Quando os europeus chegaram na América no fim do Séc. XV, traziam consigo uma história em suas cabeças. Uma história de castelos e reinos europeus, com príncipes e vassalos, que logo quiseram recriar no Novo Mundo. Todavia, era um mundo repleto de outras histórias, de índios vivendo em harmonia com aquilo que lhes provinha uma terra prenhe de abundâncias, mas que destoava totalmente dos padrões europeus. O reino de Colombo, assim, rapidamente se transformou em um inferno tropical, cenário bem retratado no filme “1492 – A Conquista do Paraíso”, de Ridley Scott, com Gérard Depardieu e Sigourney Weaver. “King of Mosquitos”, assim era chamado Colombo em determinada cena do filme.

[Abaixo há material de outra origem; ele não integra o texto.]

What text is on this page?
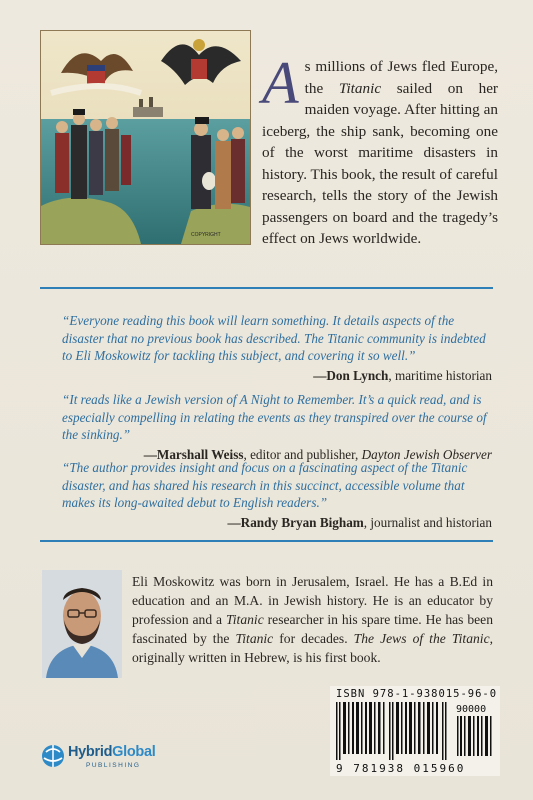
COPYRIGHT
As millions of Jews fled Europe, the Titanic sailed on her maiden voyage. After hitting an iceberg, the ship sank, becoming one of the worst maritime disasters in history. This book, the result of careful research, tells the story of the Jewish passengers on board and the tragedy’s effect on Jews worldwide.
“Everyone reading this book will learn something. It details aspects of the disaster that no previous book has described. The Titanic community is indebted to Eli Moskowitz for tackling this subject, and covering it so well.”
—Don Lynch, maritime historian
“It reads like a Jewish version of A Night to Remember. It’s a quick read, and is especially compelling in relating the events as they transpired over the course of the sinking.”
—Marshall Weiss, editor and publisher, Dayton Jewish Observer
“The author provides insight and focus on a fascinating aspect of the Titanic disaster, and has shared his research in this succinct, accessible volume that makes its long-awaited debut to English readers.”
—Randy Bryan Bigham, journalist and historian
Eli Moskowitz was born in Jerusalem, Israel. He has a B.Ed in education and an M.A. in Jewish history. He is an educator by profession and a Titanic researcher in his spare time. He has been fascinated by the Titanic for decades. The Jews of the Titanic, originally written in Hebrew, is his first book.
ISBN 978-1-938015-96-0
90000
9 781938 015960
HybridGlobal
PUBLISHING
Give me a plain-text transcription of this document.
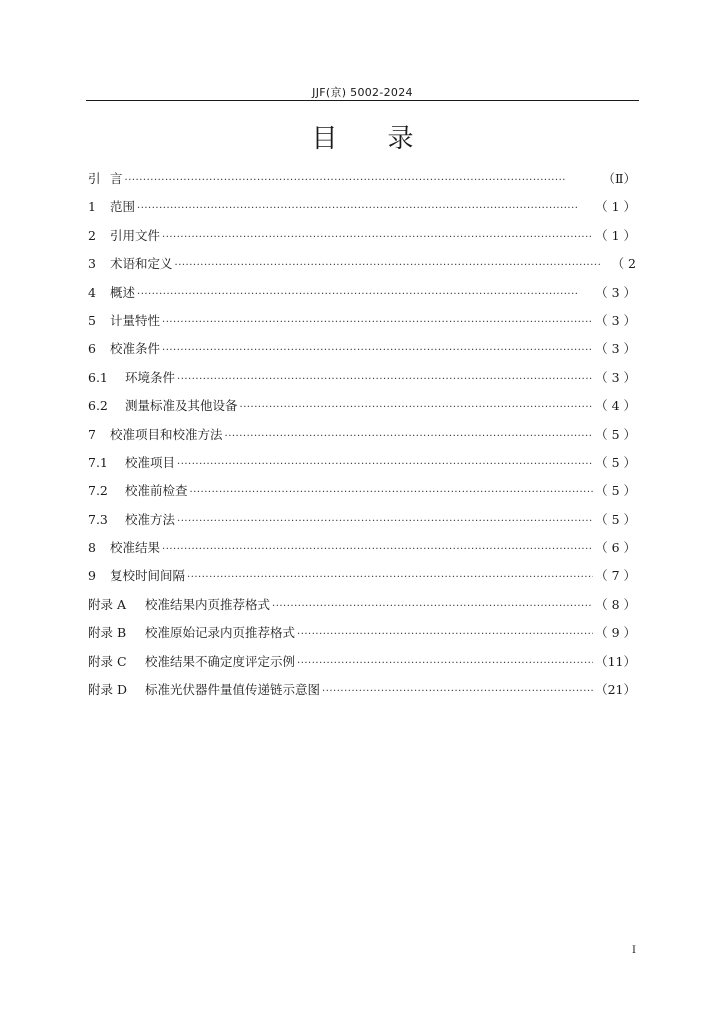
JJF(京) 5002-2024
目录
引 言 ·····	（Ⅱ）
1	范围 ·····	（ 1 ）
2	引用文件 ·····	（ 1 ）
3	术语和定义 ·····	（ 2
4	概述 ·····	（ 3 ）
5	计量特性 ·····	（ 3 ）
6	校准条件 ·····	（ 3 ）
6.1	环境条件 ·····	（ 3 ）
6.2	测量标准及其他设备 ·····	（ 4 ）
7	校准项目和校准方法 ·····	（ 5 ）
7.1	校准项目 ·····	（ 5 ）
7.2	校准前检查 ·····	（ 5 ）
7.3	校准方法 ·····	（ 5 ）
8	校准结果 ·····	（ 6 ）
9	复校时间间隔 ·····	（ 7 ）
附录 A	校准结果内页推荐格式 ·····	（ 8 ）
附录 B	校准原始记录内页推荐格式 ·····	（ 9 ）
附录 C	校准结果不确定度评定示例 ·····	（11）
附录 D	标准光伏器件量值传递链示意图 ·····	（21）
I
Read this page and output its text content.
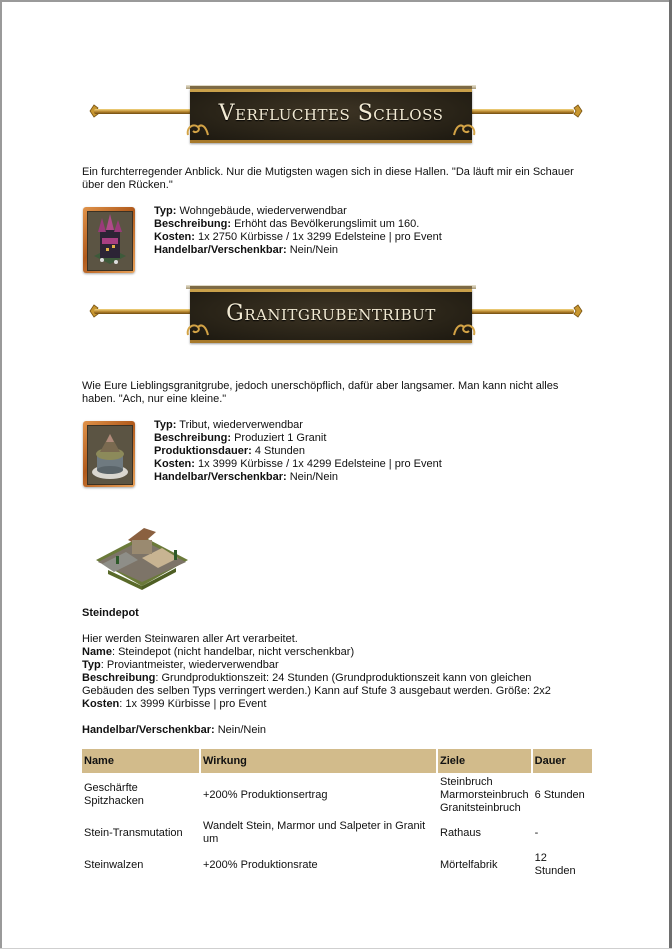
Verfluchtes Schloss
Ein furchterregender Anblick. Nur die Mutigsten wagen sich in diese Hallen. "Da läuft mir ein Schauer über den Rücken."
Typ: Wohngebäude, wiederverwendbar
Beschreibung: Erhöht das Bevölkerungslimit um 160.
Kosten: 1x 2750 Kürbisse / 1x 3299 Edelsteine | pro Event
Handelbar/Verschenkbar: Nein/Nein
Granitgrubentribut
Wie Eure Lieblingsgranitgrube, jedoch unerschöpflich, dafür aber langsamer. Man kann nicht alles haben. "Ach, nur eine kleine."
Typ: Tribut, wiederverwendbar
Beschreibung: Produziert 1 Granit
Produktionsdauer: 4 Stunden
Kosten: 1x 3999 Kürbisse / 1x 4299 Edelsteine | pro Event
Handelbar/Verschenkbar: Nein/Nein
Steindepot
Hier werden Steinwaren aller Art verarbeitet.
Name: Steindepot (nicht handelbar, nicht verschenkbar)
Typ: Proviantmeister, wiederverwendbar
Beschreibung: Grundproduktionszeit: 24 Stunden (Grundproduktionszeit kann von gleichen
Gebäuden des selben Typs verringert werden.) Kann auf Stufe 3 ausgebaut werden. Größe: 2x2
Kosten: 1x 3999 Kürbisse | pro Event
Handelbar/Verschenkbar: Nein/Nein
Name	Wirkung	Ziele	Dauer
Geschärfte Spitzhacken	+200% Produktionsertrag	Steinbruch
Marmorsteinbruch
Granitsteinbruch	6 Stunden
Stein-Transmutation	Wandelt Stein, Marmor und Salpeter in Granit um	Rathaus	-
Steinwalzen	+200% Produktionsrate	Mörtelfabrik	12 Stunden
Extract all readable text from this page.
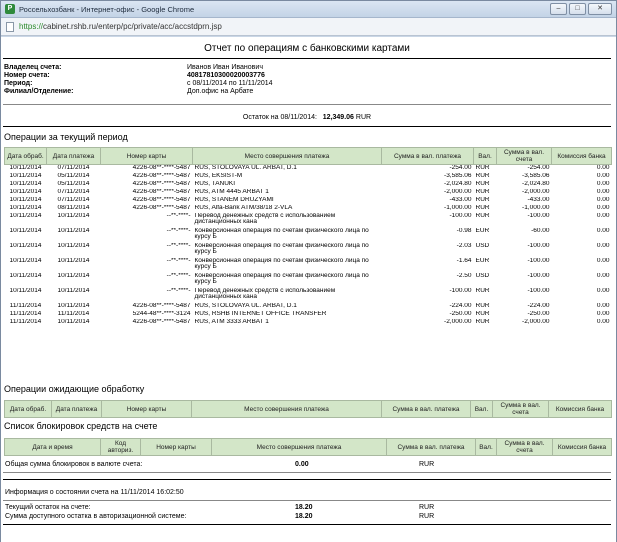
Р Россельхозбанк - Интернет-офис - Google Chrome	–	□	✕
https://cabinet.rshb.ru/enterp/pc/private/acc/accstdprn.jsp
Отчет по операциям с банковскими картами
Владелец счета:	Иванов Иван Иванович
Номер счета:	40817810300020003776
Период:	с 08/11/2014 по 11/11/2014
Филиал/Отделение:	Доп.офис на Арбате
Остаток на 08/11/2014: 12,349.06 RUR
Операции за текущий период
Дата обраб.	Дата платежа	Номер карты	Место совершения платежа	Сумма в вал. платежа	Вал.	Сумма в вал. счета	Комиссия банка
10/11/2014	07/11/2014	4226-08**-****-5487	RUS, STOLOVAYA UL. ARBAT, D.1	-254.00	RUR	-254.00	0.00
10/11/2014	05/11/2014	4226-08**-****-5487	RUS, EKSIST-M	-3,585.06	RUR	-3,585.06	0.00
10/11/2014	05/11/2014	4226-08**-****-5487	RUS, TANUKI	-2,024.80	RUR	-2,024.80	0.00
10/11/2014	07/11/2014	4226-08**-****-5487	RUS, ATM 4445 ARBAT 1	-2,000.00	RUR	-2,000.00	0.00
10/11/2014	07/11/2014	4226-08**-****-5487	RUS, STANEM DRUZYAMI	-433.00	RUR	-433.00	0.00
10/11/2014	08/11/2014	4226-08**-****-5487	RUS, Alfa-Bank ATM/38/18 2-VLA	-1,000.00	RUR	-1,000.00	0.00
10/11/2014	10/11/2014	--**-****-	Перевод денежных средств с использованием дистанционных кана	-100.00	RUR	-100.00	0.00
10/11/2014	10/11/2014	--**-****-	Конверсионная операция по счетам физического лица по курсу Б	-0.98	EUR	-60.00	0.00
10/11/2014	10/11/2014	--**-****-	Конверсионная операция по счетам физического лица по курсу Б	-2.03	USD	-100.00	0.00
10/11/2014	10/11/2014	--**-****-	Конверсионная операция по счетам физического лица по курсу Б	-1.64	EUR	-100.00	0.00
10/11/2014	10/11/2014	--**-****-	Конверсионная операция по счетам физического лица по курсу Б	-2.50	USD	-100.00	0.00
10/11/2014	10/11/2014	--**-****-	Перевод денежных средств с использованием дистанционных кана	-100.00	RUR	-100.00	0.00
11/11/2014	10/11/2014	4226-08**-****-5487	RUS, STOLOVAYA UL. ARBAT, D.1	-224.00	RUR	-224.00	0.00
11/11/2014	11/11/2014	5244-48**-****-3124	RUS, RSHB INTERNET OFFICE TRANSFER	-250.00	RUR	-250.00	0.00
11/11/2014	10/11/2014	4226-08**-****-5487	RUS, ATM 3333 ARBAT 1	-2,000.00	RUR	-2,000.00	0.00
Операции ожидающие обработку
Дата обраб.	Дата платежа	Номер карты	Место совершения платежа	Сумма в вал. платежа	Вал.	Сумма в вал. счета	Комиссия банка
Список блокировок средств на счете
Дата и время	Код авториз.	Номер карты	Место совершения платежа	Сумма в вал. платежа	Вал.	Сумма в вал. счета	Комиссия банка
Общая сумма блокировок в валюте счета:	0.00	RUR
Информация о состоянии счета на 11/11/2014 16:02:50
Текущий остаток на счете:	18.20	RUR
Сумма доступного остатка в авторизационной системе:	18.20	RUR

O mesmo se passou no Brasil. Os portugueses cá quiseram trazer a sua história, a despeito das histórias que também já existiam. Gilberto Freire, em sua magistral obra “Casa Grande e Senzala” conta bem o que se passou:
“O português vinha encontrar na América tropical uma terra de vida aparentemente fácil; na verdade dificílima para quem quisesse aqui organizar qualquer forma permanente ou adiantada de economia e de sociedade. Se é certo que nos países de clima quente o homem pode viver sem esforço da abundância de produtos espontâneos, convém, por outro lado, não esquecer que igualmente exuberantes são, nesses países, as formas perniciosas de vida vegetal e animal, inimigas de toda cultura agrícola organizada, e de todo trabalho regular e sistemático. No homem e nas sementes que ele planta, nas casas que edifica, nos animais que cria para seu uso ou subsistência, nos arquivos, e bibliotecas que organiza para sua cultura intelectual, nos produtos úteis ou de beleza que saem de suas mãos, em tudo se metem larvas, vermes, insetos, roendo, esfuracando, corrompendo. Semente, fruta, madeira, papel, carne, músculos, vasos linfáticos, intestinos, o branco do olho, os dedos dos pés, tudo fica à mercê de inimigos terríveis.”

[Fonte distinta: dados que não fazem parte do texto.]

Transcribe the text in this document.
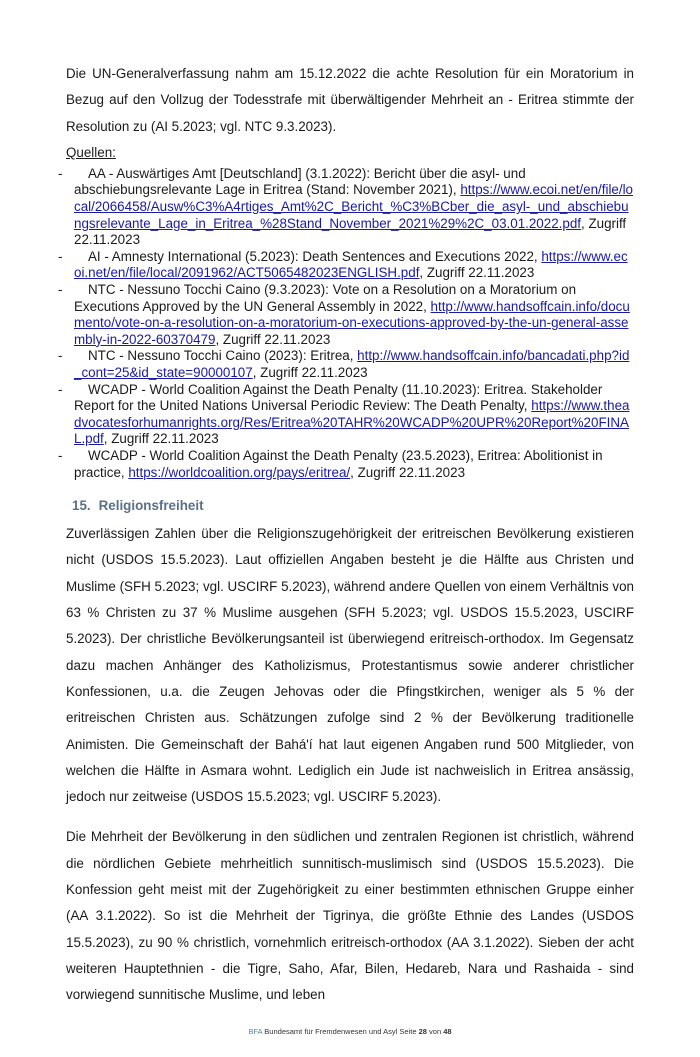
Die UN-Generalverfassung nahm am 15.12.2022 die achte Resolution für ein Moratorium in Bezug auf den Vollzug der Todesstrafe mit überwältigender Mehrheit an - Eritrea stimmte der Resolution zu (AI 5.2023; vgl. NTC 9.3.2023).

Quellen:
- AA - Auswärtiges Amt [Deutschland] (3.1.2022): Bericht über die asyl- und abschiebungsrelevante Lage in Eritrea (Stand: November 2021), https://www.ecoi.net/en/file/local/2066458/Ausw%C3%A4rtiges_Amt%2C_Bericht_%C3%BCber_die_asyl-_und_abschiebungsrelevante_Lage_in_Eritrea_%28Stand_November_2021%29%2C_03.01.2022.pdf, Zugriff 22.11.2023
- AI - Amnesty International (5.2023): Death Sentences and Executions 2022, https://www.ecoi.net/en/file/local/2091962/ACT5065482023ENGLISH.pdf, Zugriff 22.11.2023
- NTC - Nessuno Tocchi Caino (9.3.2023): Vote on a Resolution on a Moratorium on Executions Approved by the UN General Assembly in 2022, http://www.handsoffcain.info/documento/vote-on-a-resolution-on-a-moratorium-on-executions-approved-by-the-un-general-assembly-in-2022-60370479, Zugriff 22.11.2023
- NTC - Nessuno Tocchi Caino (2023): Eritrea, http://www.handsoffcain.info/bancadati.php?id_cont=25&id_state=90000107, Zugriff 22.11.2023
- WCADP - World Coalition Against the Death Penalty (11.10.2023): Eritrea. Stakeholder Report for the United Nations Universal Periodic Review: The Death Penalty, https://www.theadvocatesforhumanrights.org/Res/Eritrea%20TAHR%20WCADP%20UPR%20Report%20FINAL.pdf, Zugriff 22.11.2023
- WCADP - World Coalition Against the Death Penalty (23.5.2023), Eritrea: Abolitionist in practice, https://worldcoalition.org/pays/eritrea/, Zugriff 22.11.2023
15. Religionsfreiheit

Zuverlässigen Zahlen über die Religionszugehörigkeit der eritreischen Bevölkerung existieren nicht (USDOS 15.5.2023). Laut offiziellen Angaben besteht je die Hälfte aus Christen und Muslime (SFH 5.2023; vgl. USCIRF 5.2023), während andere Quellen von einem Verhältnis von 63 % Christen zu 37 % Muslime ausgehen (SFH 5.2023; vgl. USDOS 15.5.2023, USCIRF 5.2023). Der christliche Bevölkerungsanteil ist überwiegend eritreisch-orthodox. Im Gegensatz dazu machen Anhänger des Katholizismus, Protestantismus sowie anderer christlicher Konfessionen, u.a. die Zeugen Jehovas oder die Pfingstkirchen, weniger als 5 % der eritreischen Christen aus. Schätzungen zufolge sind 2 % der Bevölkerung traditionelle Animisten. Die Gemeinschaft der Bahá'í hat laut eigenen Angaben rund 500 Mitglieder, von welchen die Hälfte in Asmara wohnt. Lediglich ein Jude ist nachweislich in Eritrea ansässig, jedoch nur zeitweise (USDOS 15.5.2023; vgl. USCIRF 5.2023).

Die Mehrheit der Bevölkerung in den südlichen und zentralen Regionen ist christlich, während die nördlichen Gebiete mehrheitlich sunnitisch-muslimisch sind (USDOS 15.5.2023). Die Konfession geht meist mit der Zugehörigkeit zu einer bestimmten ethnischen Gruppe einher (AA 3.1.2022). So ist die Mehrheit der Tigrinya, die größte Ethnie des Landes (USDOS 15.5.2023), zu 90 % christlich, vornehmlich eritreisch-orthodox (AA 3.1.2022). Sieben der acht weiteren Hauptethnien - die Tigre, Saho, Afar, Bilen, Hedareb, Nara und Rashaida - sind vorwiegend sunnitische Muslime, und leben

BFA Bundesamt für Fremdenwesen und Asyl Seite 28 von 48
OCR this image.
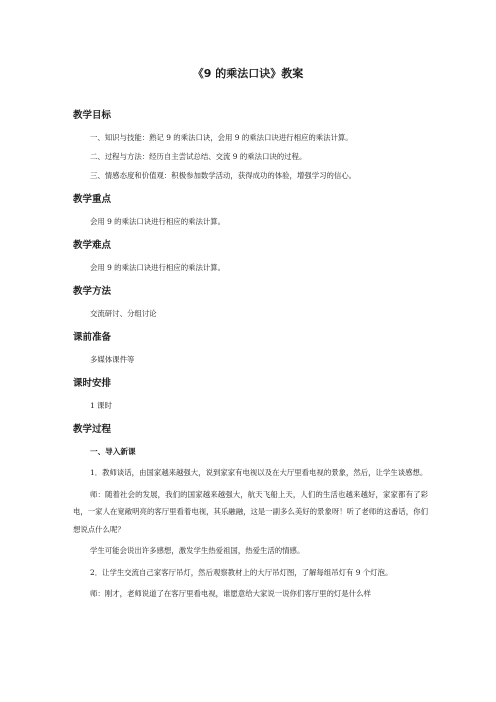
《9 的乘法口诀》教案
教学目标
一、知识与技能：熟记 9 的乘法口诀，会用 9 的乘法口诀进行相应的乘法计算。
二、过程与方法：经历自主尝试总结、交流 9 的乘法口诀的过程。
三、情感态度和价值观：积极参加数学活动，获得成功的体验，增强学习的信心。
教学重点
会用 9 的乘法口诀进行相应的乘法计算。
教学难点
会用 9 的乘法口诀进行相应的乘法计算。
教学方法
交流研讨、分组讨论
课前准备
多媒体课件等
课时安排
1 课时
教学过程
一、导入新课
1．教师谈话，由国家越来越强大，说到家家有电视以及在大厅里看电视的景象，然后，让学生谈感想。
师：随着社会的发展，我们的国家越来越强大，航天飞船上天，人们的生活也越来越好，家家都有了彩电，一家人在宽敞明亮的客厅里看着电视，其乐融融，这是一副多么美好的景象呀！听了老师的这番话，你们想说点什么呢？
学生可能会说出许多感想，激发学生热爱祖国，热爱生活的情感。
2．让学生交流自己家客厅吊灯，然后观察教材上的大厅吊灯图，了解每组吊灯有 9 个灯泡。
师：刚才，老师说道了在客厅里看电视，谁愿意给大家说一说你们客厅里的灯是什么样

Existe um enorme risco quando se tenta estabelecer o predomínio de uma única história. Não que ela seja errada ou inapropriada, mas no mínimo é incompleta. Todavia, assim se passou na Educação Superior brasileira. Historicamente, os dirigentes governamentais da educação e os membros das diversas comissões do MEC sempre foram, em sua maioria, oriundos de universidades públicas. Em suas cabeças, uma única história: doutores em tempo integral, fazendo pesquisas científicas em universidades e reunidos em suas congregações.

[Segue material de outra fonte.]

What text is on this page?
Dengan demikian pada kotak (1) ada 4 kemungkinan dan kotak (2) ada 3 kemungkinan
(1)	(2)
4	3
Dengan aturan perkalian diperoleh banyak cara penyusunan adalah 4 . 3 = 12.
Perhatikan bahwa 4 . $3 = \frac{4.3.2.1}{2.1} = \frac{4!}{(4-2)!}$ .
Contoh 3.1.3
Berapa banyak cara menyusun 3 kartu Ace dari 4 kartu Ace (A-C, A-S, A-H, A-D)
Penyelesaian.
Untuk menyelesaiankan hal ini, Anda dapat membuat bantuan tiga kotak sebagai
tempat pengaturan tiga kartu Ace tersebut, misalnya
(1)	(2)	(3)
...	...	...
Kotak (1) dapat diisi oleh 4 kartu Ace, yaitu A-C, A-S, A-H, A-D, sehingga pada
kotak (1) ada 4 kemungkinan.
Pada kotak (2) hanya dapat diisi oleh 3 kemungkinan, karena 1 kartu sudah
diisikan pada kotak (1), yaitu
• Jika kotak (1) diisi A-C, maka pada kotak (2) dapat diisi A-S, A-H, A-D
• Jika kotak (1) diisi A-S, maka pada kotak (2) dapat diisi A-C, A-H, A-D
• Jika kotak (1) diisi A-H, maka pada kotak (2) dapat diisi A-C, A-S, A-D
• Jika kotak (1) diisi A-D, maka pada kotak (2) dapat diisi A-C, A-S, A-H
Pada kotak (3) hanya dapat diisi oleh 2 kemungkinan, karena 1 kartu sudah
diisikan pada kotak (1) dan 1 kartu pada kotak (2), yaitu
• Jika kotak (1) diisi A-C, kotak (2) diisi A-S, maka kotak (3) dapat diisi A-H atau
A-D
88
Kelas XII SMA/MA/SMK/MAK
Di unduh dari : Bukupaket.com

Rapidamente, se estabeleceram hierarquias conceituais: doutores, que são melhores que mestres, que são melhores que especialistas, que são melhores que graduados. Tempos integrais, que são melhores que tempos parciais, que são melhores que horistas. Universidades, que são melhores que centros universitários, que são melhores que faculdades. Instituições públicas, que são melhores que instituições privadas sem fins lucrativos, que são melhores que instituições privadas com fins lucrativos.
Assim, todo o conceito de qualidade foi concebido por um grupo de pessoas, de forma a prestigiar as instituições criadas à sua imagem e semelhança, ou seja, aquelas que fossem capazes de repetir a mesma história.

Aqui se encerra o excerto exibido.